IGF-I serum levels are used for GH dose titration [24, 25] and provide an indication of the efficacy of GH therapy and patients’ adherence with treatment. In this study, IGF-I SDS increased from baseline to near zero by visit 2 following GH treatment initiation; this level was maintained or increased throughout the study in the treated groups.

The main limitation of this proof-of-concept study was the observational, non-interventional design, which lacked the methodological rigour of a randomised controlled trial. The control group had a low number of patients and there were also differences between groups; it is likely that, as the decision for treatment was based on physician opinion, the two groups (control and treated) were not homogeneous, with differences in co-morbidities and use of concomitant medication. Treatment adherence was not evaluated in the treatment group, which may have affected the results.

As with many observational studies, missing data were a challenge, and incomplete data sets had to be handled by an appropriate statistical approach.
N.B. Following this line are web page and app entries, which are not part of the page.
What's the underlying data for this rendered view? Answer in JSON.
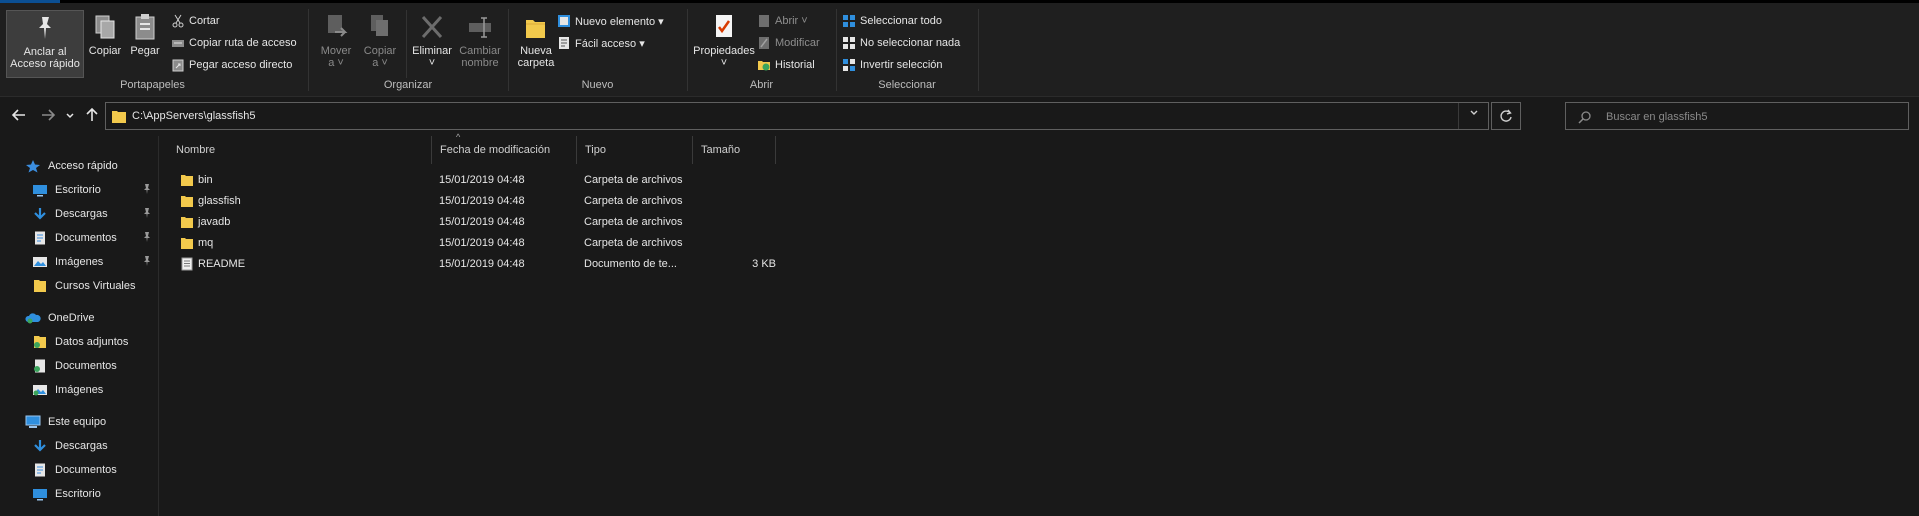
{
  "ribbon": {
    "portapapeles": {
      "label": "Portapapeles",
      "anclar_line1": "Anclar al",
      "anclar_line2": "Acceso rápido",
      "copiar": "Copiar",
      "pegar": "Pegar",
      "cortar": "Cortar",
      "copiar_ruta": "Copiar ruta de acceso",
      "pegar_acceso": "Pegar acceso directo"
    },
    "organizar": {
      "label": "Organizar",
      "mover_line1": "Mover",
      "mover_line2": "a ˅",
      "copiar_line1": "Copiar",
      "copiar_line2": "a ˅",
      "eliminar_line1": "Eliminar",
      "eliminar_line2": "˅",
      "cambiar_line1": "Cambiar",
      "cambiar_line2": "nombre"
    },
    "nuevo": {
      "label": "Nuevo",
      "carpeta_line1": "Nueva",
      "carpeta_line2": "carpeta",
      "nuevo_elemento": "Nuevo elemento ▾",
      "facil_acceso": "Fácil acceso ▾"
    },
    "abrir": {
      "label": "Abrir",
      "propiedades_line1": "Propiedades",
      "propiedades_line2": "˅",
      "abrir": "Abrir ˅",
      "modificar": "Modificar",
      "historial": "Historial"
    },
    "seleccionar": {
      "label": "Seleccionar",
      "todo": "Seleccionar todo",
      "nada": "No seleccionar nada",
      "invertir": "Invertir selección"
    }
  },
  "address": {
    "path": "C:\\AppServers\\glassfish5",
    "search_placeholder": "Buscar en glassfish5"
  },
  "nav": {
    "acceso_rapido": "Acceso rápido",
    "quick": [
      "Escritorio",
      "Descargas",
      "Documentos",
      "Imágenes",
      "Cursos Virtuales"
    ],
    "onedrive": "OneDrive",
    "onedrive_items": [
      "Datos adjuntos",
      "Documentos",
      "Imágenes"
    ],
    "este_equipo": "Este equipo",
    "pc_items": [
      "Descargas",
      "Documentos",
      "Escritorio"
    ]
  },
  "columns": {
    "nombre": "Nombre",
    "fecha": "Fecha de modificación",
    "tipo": "Tipo",
    "tamano": "Tamaño"
  },
  "files": [
    {
      "name": "bin",
      "date": "15/01/2019 04:48",
      "type": "Carpeta de archivos",
      "size": ""
    },
    {
      "name": "glassfish",
      "date": "15/01/2019 04:48",
      "type": "Carpeta de archivos",
      "size": ""
    },
    {
      "name": "javadb",
      "date": "15/01/2019 04:48",
      "type": "Carpeta de archivos",
      "size": ""
    },
    {
      "name": "mq",
      "date": "15/01/2019 04:48",
      "type": "Carpeta de archivos",
      "size": ""
    },
    {
      "name": "README",
      "date": "15/01/2019 04:48",
      "type": "Documento de te...",
      "size": "3 KB"
    }
  ],
  "colors": {
    "background": "#191919",
    "ribbon": "#1f1f1f",
    "folder": "#f2c94c",
    "accent": "#2f8fde"
  }
}
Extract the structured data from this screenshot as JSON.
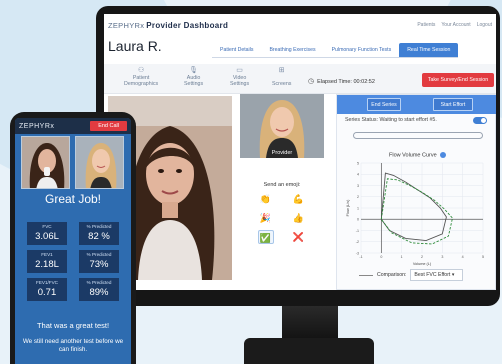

The set of parameters chosen for the GET score was based on published evidence; however, in contrast to the published recommendations [3] these parameters do not seem to be routinely assessed when GH-treatment is warranted in AGHD. The small number of BMD examinations was unexpected for the study group. Potentially, the study duration was too short for BMD follow-up examinations. The fact that a baseline GET score could only be calculated in 75/106 patients is a concern regarding the ability of the GET score to be used in everyday clinical practice. The process of calculating the GET score, particularly the points for SF-36, is laborious, thus limiting the use in routine clinical practice. Nevertheless, an individual comparison of GET scores at baseline and after a period of GH treatment might be of clinical relevance for the assessment of individual clinical response to GHT.

Conclusions

The newly developed GET score appeared to be a suitable instrument to summarise the features of AGHD and evaluate the pleiotropic response to GH substitution therapy in an integrated way. We suggest the GET score as a tool for clinical studies rather than for routine clinical practice. A further study in a larger cohort and over a longer period of time could overcome some of the shortcomings seen in this project.